2. The system of claim 1 , wherein the instructions further causes the processor to generate a notification of the telephony or VOIP session with the caller telephony or VOIP device.

3. The system of claim 1 or 2, wherein the instructions further causes the processor to:

44 generate a third audio output over the telephony or VOIP session associated with a third caller detector analysis; following the generating of the third audio output and in response to a third audio input being received, generate a third transcription or natural language processing data of the third audio input; and determine, via the third caller detector analysis, whether the third audio input is an appropriate response for a third context evaluated by the third caller detector analysis.

4. The system of any one of claims 1-3, wherein the first, second, or third caller detector analysis includes a context analysis employing a semantic clustering-based classifier.

5. The system of any one of claims 1-4, wherein the first, second, or third caller detector analysis includes a relevance analysis employing a semantic binary classifier trained using a (question, response) pair.

6. The system of any one of claims 1-5, wherein the first, second, or third caller detector analysis includes an elaboration analysis employing a keyword spotting algorithm.

7. The system of any one of claims 1-6, wherein the first, second, or third caller detector analysis includes an elaboration detector employing a current word count of a current response compared to a determined word count of a prior response as one of the first, second, or third transcription or natural language processing data.

8. The system of any one of claims 1-7, wherein the first, second, or third caller detector analysis includes an amplitude detector employing an average amplitude evaluation of any one of the first, second, or third audio input.

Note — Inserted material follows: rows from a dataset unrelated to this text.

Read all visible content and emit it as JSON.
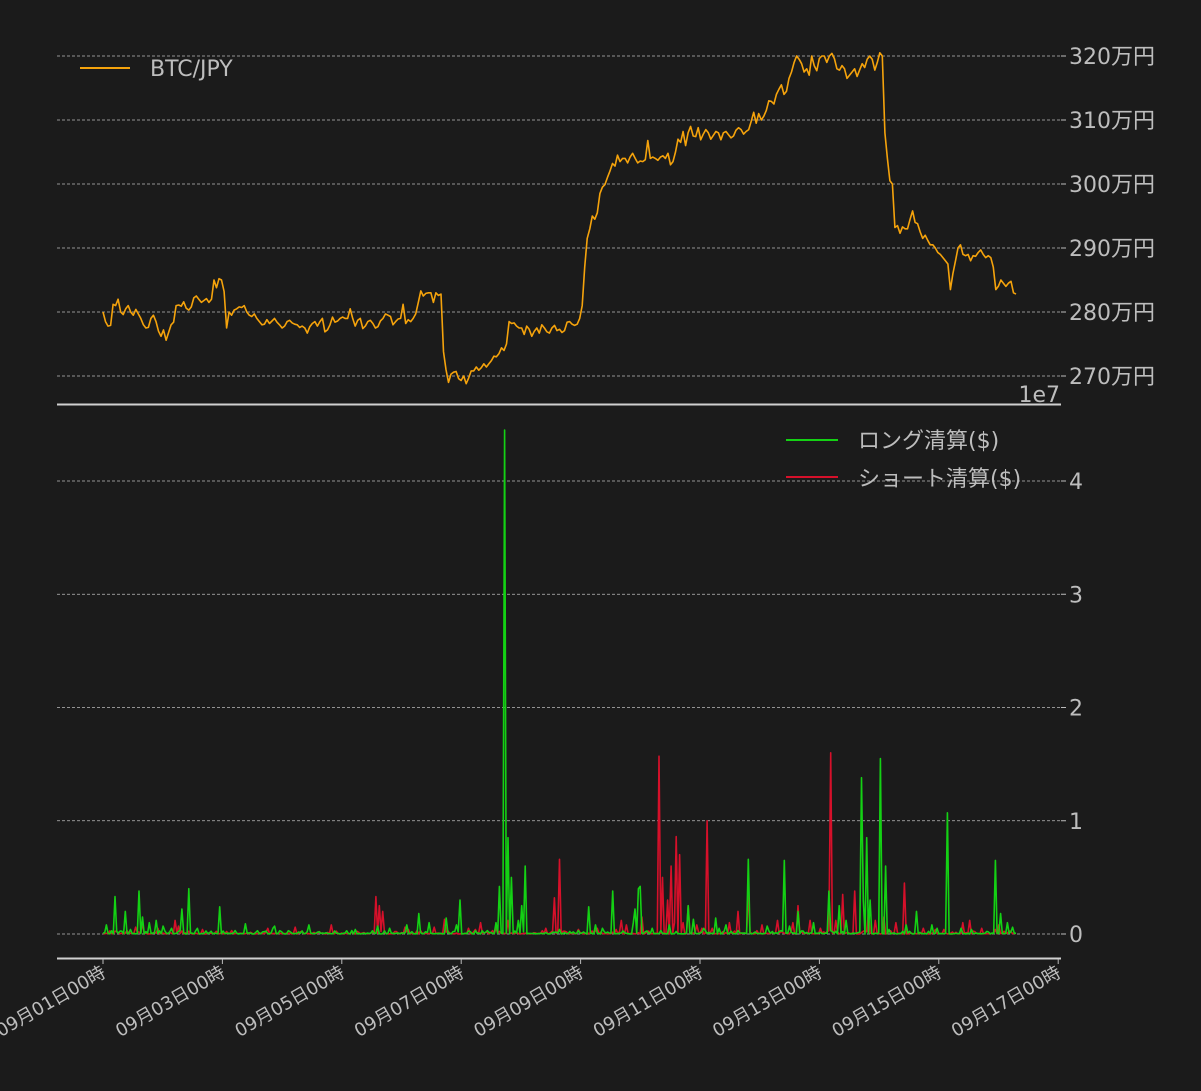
{
  "colors": {
    "background": "#1b1b1b",
    "price_line": "#f5a30c",
    "long_liq": "#14d114",
    "short_liq": "#d6102a",
    "text": "#bdbdbd",
    "grid": "#bcbcbc"
  },
  "chart_data": [
    {
      "type": "line",
      "title": "",
      "legend": [
        {
          "label": "BTC/JPY",
          "color": "#f5a30c"
        }
      ],
      "legend_position": "upper left",
      "ylabel": "",
      "yaxis_side": "right",
      "ylim": [
        2665000,
        3210000
      ],
      "yticks": [
        2700000,
        2800000,
        2900000,
        3000000,
        3100000,
        3200000
      ],
      "ytick_labels": [
        "270万円",
        "280万円",
        "290万円",
        "300万円",
        "310万円",
        "320万円"
      ],
      "grid": true,
      "x_start": "09月01日00時",
      "x_step_hours": 2,
      "series": [
        {
          "name": "BTC/JPY",
          "values": [
            2800000,
            2785000,
            2778000,
            2779000,
            2812000,
            2810000,
            2820000,
            2800000,
            2796000,
            2805000,
            2810000,
            2800000,
            2795000,
            2804000,
            2797000,
            2790000,
            2780000,
            2775000,
            2776000,
            2790000,
            2795000,
            2785000,
            2770000,
            2762000,
            2772000,
            2756000,
            2768000,
            2780000,
            2784000,
            2810000,
            2811000,
            2809000,
            2816000,
            2806000,
            2803000,
            2808000,
            2822000,
            2825000,
            2820000,
            2815000,
            2818000,
            2821000,
            2815000,
            2820000,
            2850000,
            2838000,
            2852000,
            2850000,
            2832000,
            2775000,
            2800000,
            2795000,
            2803000,
            2805000,
            2808000,
            2807000,
            2810000,
            2800000,
            2795000,
            2793000,
            2797000,
            2790000,
            2785000,
            2780000,
            2781000,
            2788000,
            2782000,
            2786000,
            2790000,
            2784000,
            2780000,
            2775000,
            2778000,
            2785000,
            2787000,
            2783000,
            2781000,
            2780000,
            2776000,
            2778000,
            2775000,
            2767000,
            2777000,
            2782000,
            2785000,
            2778000,
            2785000,
            2790000,
            2769000,
            2772000,
            2780000,
            2792000,
            2784000,
            2786000,
            2790000,
            2792000,
            2790000,
            2790000,
            2805000,
            2790000,
            2778000,
            2787000,
            2790000,
            2774000,
            2778000,
            2785000,
            2787000,
            2782000,
            2775000,
            2777000,
            2786000,
            2790000,
            2797000,
            2795000,
            2793000,
            2780000,
            2785000,
            2789000,
            2790000,
            2812000,
            2782000,
            2788000,
            2785000,
            2790000,
            2797000,
            2815000,
            2833000,
            2825000,
            2829000,
            2830000,
            2830000,
            2815000,
            2830000,
            2826000,
            2828000,
            2738000,
            2710000,
            2690000,
            2703000,
            2706000,
            2707000,
            2696000,
            2693000,
            2700000,
            2688000,
            2697000,
            2708000,
            2708000,
            2714000,
            2709000,
            2713000,
            2719000,
            2714000,
            2719000,
            2724000,
            2731000,
            2730000,
            2735000,
            2744000,
            2740000,
            2750000,
            2785000,
            2782000,
            2783000,
            2778000,
            2775000,
            2775000,
            2765000,
            2778000,
            2773000,
            2762000,
            2770000,
            2775000,
            2767000,
            2780000,
            2775000,
            2769000,
            2767000,
            2775000,
            2779000,
            2771000,
            2773000,
            2768000,
            2771000,
            2784000,
            2785000,
            2781000,
            2779000,
            2781000,
            2790000,
            2810000,
            2870000,
            2915000,
            2930000,
            2950000,
            2945000,
            2955000,
            2985000,
            2995000,
            2999000,
            3010000,
            3020000,
            3032000,
            3028000,
            3045000,
            3035000,
            3040000,
            3040000,
            3033000,
            3042000,
            3048000,
            3040000,
            3033000,
            3036000,
            3035000,
            3038000,
            3068000,
            3040000,
            3042000,
            3040000,
            3037000,
            3042000,
            3044000,
            3040000,
            3048000,
            3030000,
            3035000,
            3050000,
            3070000,
            3065000,
            3082000,
            3060000,
            3080000,
            3090000,
            3075000,
            3074000,
            3088000,
            3069000,
            3078000,
            3085000,
            3080000,
            3070000,
            3076000,
            3082000,
            3080000,
            3069000,
            3080000,
            3082000,
            3077000,
            3072000,
            3075000,
            3084000,
            3088000,
            3085000,
            3078000,
            3082000,
            3085000,
            3098000,
            3112000,
            3095000,
            3110000,
            3100000,
            3106000,
            3115000,
            3130000,
            3129000,
            3125000,
            3140000,
            3148000,
            3155000,
            3140000,
            3145000,
            3165000,
            3175000,
            3190000,
            3200000,
            3195000,
            3188000,
            3175000,
            3180000,
            3170000,
            3200000,
            3185000,
            3177000,
            3196000,
            3200000,
            3200000,
            3190000,
            3200000,
            3204000,
            3196000,
            3180000,
            3178000,
            3185000,
            3180000,
            3165000,
            3170000,
            3175000,
            3180000,
            3168000,
            3178000,
            3188000,
            3182000,
            3195000,
            3200000,
            3195000,
            3178000,
            3190000,
            3205000,
            3200000,
            3080000,
            3040000,
            3005000,
            3000000,
            2932000,
            2935000,
            2923000,
            2933000,
            2930000,
            2930000,
            2945000,
            2958000,
            2940000,
            2938000,
            2925000,
            2915000,
            2920000,
            2912000,
            2905000,
            2905000,
            2900000,
            2893000,
            2890000,
            2885000,
            2880000,
            2875000,
            2835000,
            2860000,
            2880000,
            2900000,
            2905000,
            2890000,
            2888000,
            2890000,
            2880000,
            2888000,
            2887000,
            2893000,
            2897000,
            2890000,
            2885000,
            2888000,
            2885000,
            2870000,
            2835000,
            2840000,
            2850000,
            2845000,
            2840000,
            2845000,
            2848000,
            2830000,
            2828000
          ]
        }
      ]
    },
    {
      "type": "line",
      "title": "",
      "legend": [
        {
          "label": "ロング清算($)",
          "color": "#14d114"
        },
        {
          "label": "ショート清算($)",
          "color": "#d6102a"
        }
      ],
      "legend_position": "upper right",
      "ylabel": "",
      "yaxis_side": "right",
      "offset_text": "1e7",
      "ylim": [
        -2200000,
        46000000
      ],
      "yticks": [
        0,
        10000000,
        20000000,
        30000000,
        40000000
      ],
      "ytick_labels": [
        "0",
        "1",
        "2",
        "3",
        "4"
      ],
      "grid": true,
      "xlabel": "",
      "xticks": [
        "09月01日00時",
        "09月03日00時",
        "09月05日00時",
        "09月07日00時",
        "09月09日00時",
        "09月11日00時",
        "09月13日00時",
        "09月15日00時",
        "09月17日00時"
      ],
      "x_start": "09月01日00時",
      "x_step_hours": 1,
      "spikes": {
        "long": [
          [
            2,
            0.08
          ],
          [
            7,
            0.33
          ],
          [
            13,
            0.2
          ],
          [
            16,
            0.04
          ],
          [
            21,
            0.38
          ],
          [
            23,
            0.15
          ],
          [
            27,
            0.1
          ],
          [
            31,
            0.12
          ],
          [
            35,
            0.07
          ],
          [
            40,
            0.05
          ],
          [
            46,
            0.22
          ],
          [
            50,
            0.4
          ],
          [
            55,
            0.05
          ],
          [
            68,
            0.24
          ],
          [
            77,
            0.03
          ],
          [
            83,
            0.09
          ],
          [
            99,
            0.05
          ],
          [
            100,
            0.07
          ],
          [
            120,
            0.08
          ],
          [
            145,
            0.03
          ],
          [
            147,
            0.04
          ],
          [
            160,
            0.07
          ],
          [
            167,
            0.05
          ],
          [
            177,
            0.08
          ],
          [
            184,
            0.18
          ],
          [
            190,
            0.1
          ],
          [
            200,
            0.14
          ],
          [
            206,
            0.08
          ],
          [
            208,
            0.3
          ],
          [
            224,
            0.03
          ],
          [
            229,
            0.1
          ],
          [
            231,
            0.42
          ],
          [
            234,
            4.45
          ],
          [
            236,
            0.85
          ],
          [
            238,
            0.5
          ],
          [
            242,
            0.12
          ],
          [
            244,
            0.25
          ],
          [
            246,
            0.6
          ],
          [
            266,
            0.04
          ],
          [
            277,
            0.03
          ],
          [
            283,
            0.24
          ],
          [
            287,
            0.08
          ],
          [
            291,
            0.05
          ],
          [
            297,
            0.38
          ],
          [
            309,
            0.1
          ],
          [
            310,
            0.22
          ],
          [
            312,
            0.4
          ],
          [
            313,
            0.42
          ],
          [
            320,
            0.05
          ],
          [
            325,
            0.03
          ],
          [
            330,
            0.08
          ],
          [
            341,
            0.25
          ],
          [
            344,
            0.13
          ],
          [
            350,
            0.05
          ],
          [
            357,
            0.14
          ],
          [
            359,
            0.05
          ],
          [
            363,
            0.08
          ],
          [
            370,
            0.03
          ],
          [
            376,
            0.66
          ],
          [
            387,
            0.07
          ],
          [
            397,
            0.65
          ],
          [
            400,
            0.07
          ],
          [
            405,
            0.2
          ],
          [
            414,
            0.1
          ],
          [
            423,
            0.38
          ],
          [
            429,
            0.25
          ],
          [
            433,
            0.12
          ],
          [
            442,
            1.38
          ],
          [
            443,
            0.3
          ],
          [
            445,
            0.85
          ],
          [
            447,
            0.3
          ],
          [
            453,
            1.55
          ],
          [
            456,
            0.6
          ],
          [
            458,
            0.04
          ],
          [
            468,
            0.08
          ],
          [
            474,
            0.2
          ],
          [
            483,
            0.08
          ],
          [
            486,
            0.05
          ],
          [
            492,
            1.07
          ],
          [
            500,
            0.05
          ],
          [
            506,
            0.04
          ],
          [
            520,
            0.65
          ],
          [
            523,
            0.18
          ],
          [
            527,
            0.1
          ],
          [
            530,
            0.06
          ]
        ],
        "short": [
          [
            8,
            0.02
          ],
          [
            14,
            0.03
          ],
          [
            19,
            0.06
          ],
          [
            23,
            0.1
          ],
          [
            32,
            0.05
          ],
          [
            42,
            0.12
          ],
          [
            44,
            0.07
          ],
          [
            58,
            0.04
          ],
          [
            75,
            0.03
          ],
          [
            96,
            0.05
          ],
          [
            112,
            0.06
          ],
          [
            133,
            0.08
          ],
          [
            159,
            0.33
          ],
          [
            161,
            0.25
          ],
          [
            163,
            0.2
          ],
          [
            176,
            0.06
          ],
          [
            178,
            0.04
          ],
          [
            185,
            0.03
          ],
          [
            193,
            0.06
          ],
          [
            199,
            0.13
          ],
          [
            213,
            0.05
          ],
          [
            217,
            0.04
          ],
          [
            220,
            0.1
          ],
          [
            227,
            0.03
          ],
          [
            229,
            0.05
          ],
          [
            236,
            0.12
          ],
          [
            258,
            0.05
          ],
          [
            263,
            0.32
          ],
          [
            266,
            0.66
          ],
          [
            277,
            0.04
          ],
          [
            288,
            0.05
          ],
          [
            299,
            0.04
          ],
          [
            302,
            0.12
          ],
          [
            305,
            0.08
          ],
          [
            314,
            0.15
          ],
          [
            324,
            1.57
          ],
          [
            326,
            0.5
          ],
          [
            329,
            0.3
          ],
          [
            331,
            0.6
          ],
          [
            333,
            0.1
          ],
          [
            334,
            0.86
          ],
          [
            336,
            0.7
          ],
          [
            338,
            0.1
          ],
          [
            341,
            0.25
          ],
          [
            346,
            0.08
          ],
          [
            349,
            0.05
          ],
          [
            352,
            1.0
          ],
          [
            355,
            0.05
          ],
          [
            365,
            0.1
          ],
          [
            370,
            0.2
          ],
          [
            376,
            0.38
          ],
          [
            384,
            0.08
          ],
          [
            393,
            0.12
          ],
          [
            402,
            0.1
          ],
          [
            405,
            0.25
          ],
          [
            412,
            0.12
          ],
          [
            418,
            0.05
          ],
          [
            424,
            1.6
          ],
          [
            427,
            0.12
          ],
          [
            431,
            0.35
          ],
          [
            438,
            0.38
          ],
          [
            446,
            0.2
          ],
          [
            450,
            0.12
          ],
          [
            455,
            0.15
          ],
          [
            462,
            0.1
          ],
          [
            467,
            0.45
          ],
          [
            478,
            0.05
          ],
          [
            485,
            0.04
          ],
          [
            490,
            0.04
          ],
          [
            501,
            0.1
          ],
          [
            505,
            0.12
          ],
          [
            512,
            0.05
          ],
          [
            520,
            0.04
          ],
          [
            522,
            0.08
          ]
        ]
      }
    }
  ]
}
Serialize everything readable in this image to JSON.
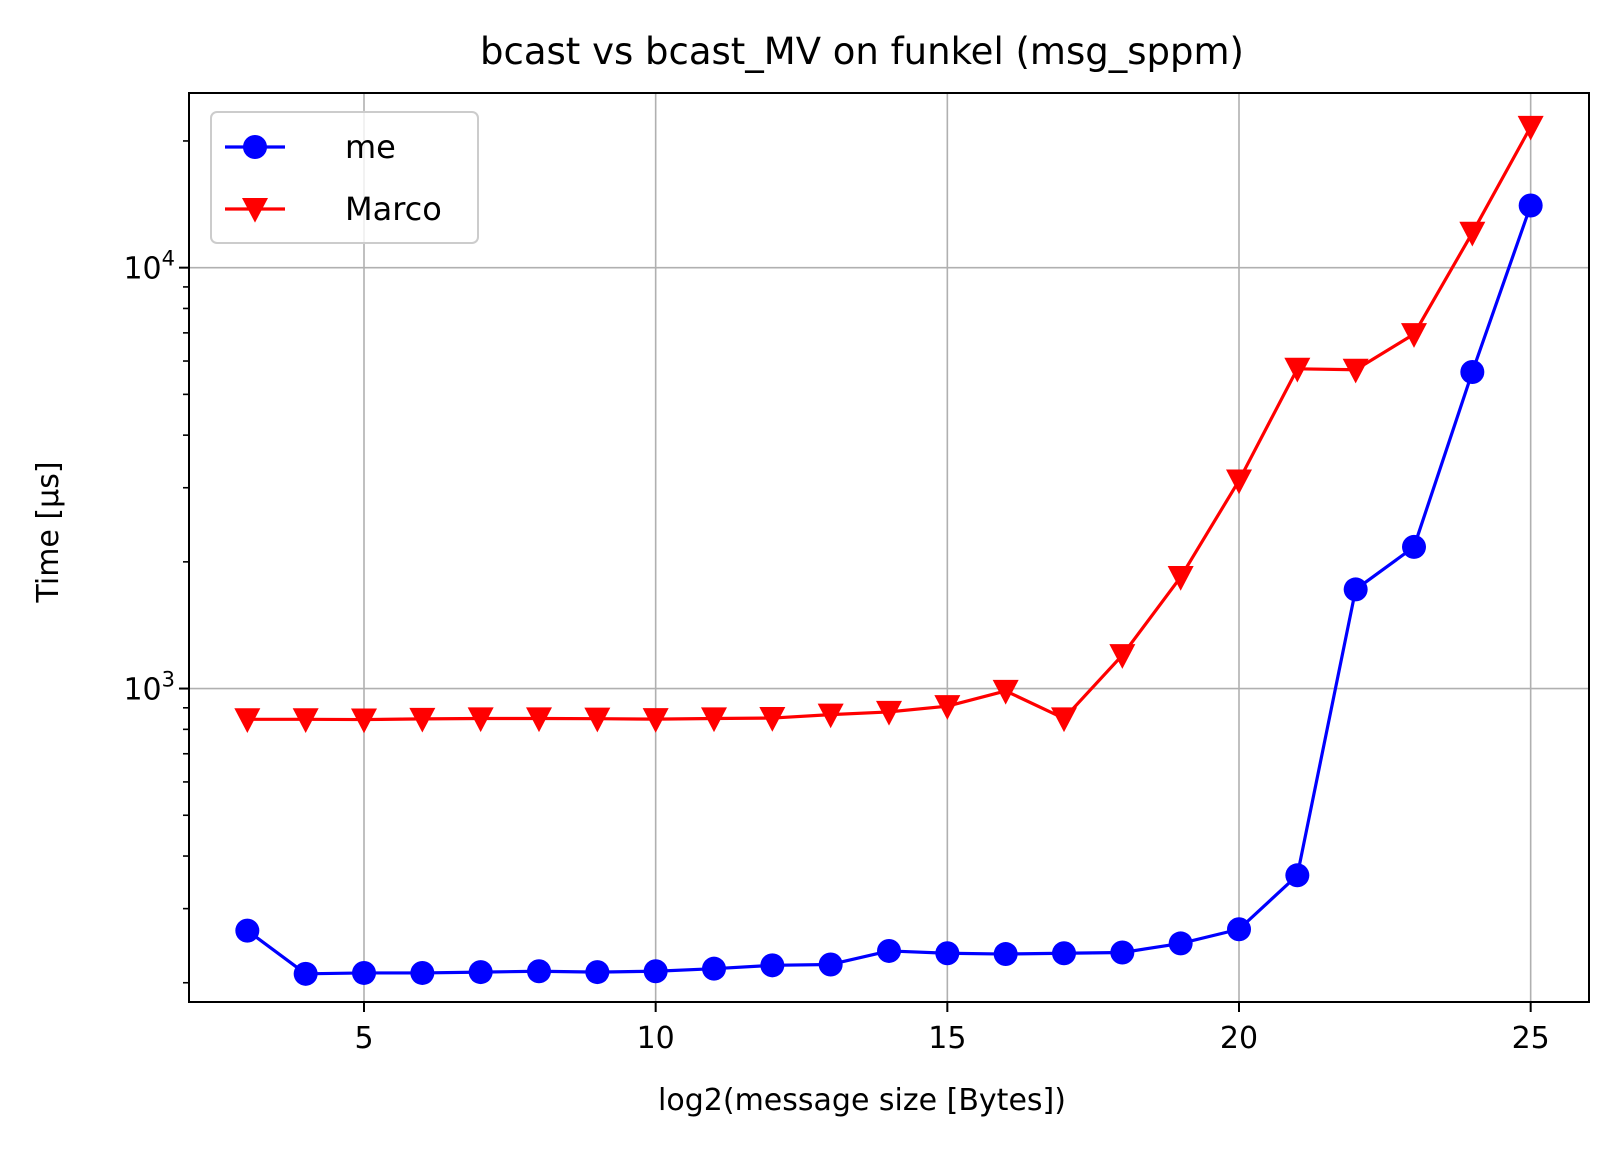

9. The system of any one of claims 1-8, wherein the first, second, or third caller detector analysis includes a repetition detector employing one or more features selected from the group consisting of a cosine similarity determining, a word overlap determination, and named entity overlap determination.

45

10. The system of any one of claims 1-9, wherein the first, second, or third caller detector analysis includes an intent detector employing a comparison of the first, second, or third transcription or natural language processing data to a pre-defined list of pre-defined affirmative response or a pre-defined list of negative responses.

11. The system of any one of claims 1-10 wherein the system is configured as a cloud infrastructure.

12. The system of any one of claims 1-10 wherein the system is configured as a smartphone.

13. The system of any one of claims 1-10 wherein the system is configured as infrastructure of a cell phone service provider.

14. The system of any one of claims 1-13, wherein the first audio output, the second audio output, and the third audio output are selected from a library of stored audio outputs, wherein each of the stored audio outputs has a corresponding caller detector analysis.

15. The system of claim 14, wherein the first audio output, the second audio output, and the third audio output are randomly selected.

16. The system of any one of claims 1-15, wherein the first transcription or natural language processing data is generated via a speech recognition or natural language processing operation.

17. The system of any one of claims 1-16, wherein the semantic binary classifier or the semantic clustering-based classifier employs a neural network model.

18. A computer-executed method comprising: picking up a call and greeting a caller of the call; waiting for a first response and then asking a first randomly selected question from a list of available questions;

46 waiting for a second response and then asking a second randomly selected question from a list of available questions; determine based on at least the first response and/or second response whether the call is from a person or a robot caller; and asking a third question based on the determination.

19. A method comprising steps to operate the systems of any one of claims 1-18.

20. A computer-readable medium having instructions stored thereon, wherein execution of the instructions operates any one of the systems of claims 1-18.